The Investing in Student Success Act of 2015 – co-authored by Rep. Jared Polis (D-CO) and Rep. Todd Young (R-IN) – would allow for the creation of income-share agreements. Under such a proposal, students would receive private funds to finance their education, rather than paying out-of-pocket, or taking out student loans. In return, the students would pay their investors a percentage of their income for a set period of time after graduating, with no interest.

“A college degree is one of the best investments a student can make,” Polis said in a statement. “Unfortunately, many students are burdened with record levels of debt because of it, often forcing them to delay other important investments in their future, like saving for retirement or purchasing a home.”

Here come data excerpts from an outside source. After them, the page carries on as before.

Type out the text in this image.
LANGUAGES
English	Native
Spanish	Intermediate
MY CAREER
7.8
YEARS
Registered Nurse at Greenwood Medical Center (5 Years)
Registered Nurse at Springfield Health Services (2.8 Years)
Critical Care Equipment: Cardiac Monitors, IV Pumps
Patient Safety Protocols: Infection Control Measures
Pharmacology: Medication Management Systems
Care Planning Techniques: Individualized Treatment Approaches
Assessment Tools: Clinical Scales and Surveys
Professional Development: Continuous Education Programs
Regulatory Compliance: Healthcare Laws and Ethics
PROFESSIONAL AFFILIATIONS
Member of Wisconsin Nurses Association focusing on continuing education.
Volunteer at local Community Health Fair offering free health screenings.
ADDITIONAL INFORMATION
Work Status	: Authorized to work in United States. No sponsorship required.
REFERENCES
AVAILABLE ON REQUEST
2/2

The bill would create the legal framework necessary to implement income-share agreements that are used to pay for college, and doesn’t require any new funds or remove existing aid options, Polis and Young said in a release. The bill would also require a set of consumer protections to be implemented and overseen by the Consumer Financial Protection Bureau, including limits on making payments (students only pay if they make more than $18,000 per year), and an income percentage cap of 15 percent for short-term contracts and 7.5 percent for longer contracts.

The funders would also be required to give students a comparison of their monthly payments under an income-share agreement at a range of income levels, versus what their monthly payments would be on a comparable loan of the same amount, paid over the same amount of time.

“Many fear that student loan debt will be the next bubble to burst yet not enough is being done to address the affordability problem,” Young said in a statement. “This bill is the culmination of a years-long effort working with universities like Purdue, on a real market-driven solution that’s not only good for students, but good for American taxpayers whose tax-dollars aren’t involved and at risk.”

Last year, Sen. Marco Rubio (R-FL) and Sen. Tom Petri (R-WI) introduced similar legislation that Rubio said would encourage a “free enterprise system” that would expand opportunities created through a free market. Individual companies provide similar services, and more than a dozen states have introduced legislation for similar “pay it forward” higher education finance models. In July 2013, Oregon became the first state to pass legislation allowing for a pilot program of the funding model.

Still, some higher education advocates are wary of these types of proposals, saying they don’t address the root causes of the high cost of college, or tuition levels.

In a July 2014 policy paper, the American Association of State Colleges and Universities (AASCU) called the “pay it forward” model a “radical” proposal with uncertain long-term ramifications. AASCU and other higher education organizations have voiced concerns that students could end up paying more through an income-share agreement than they would through another financing method, due to the terms of repayment. The model is also a risk for both students and investors – neither would know the student’s future income at the time of the agreement, and the investors would only regain their money if a student succeeds in finding steady employment.

“[Pay It Forward] is a sweeping policy concept that would address none of the underlying factors associated with leaving students with deep debt burdens,” AASCU said in the paper. “It would create considerable financial uncertainty for public colleges, and may spiral into an administrative nightmare that would leave graduates, campuses and states worse off over the long term. In sum, it would create an extraordinarily long tax on a public college undergraduate education that would make college much more expensive for most graduates.”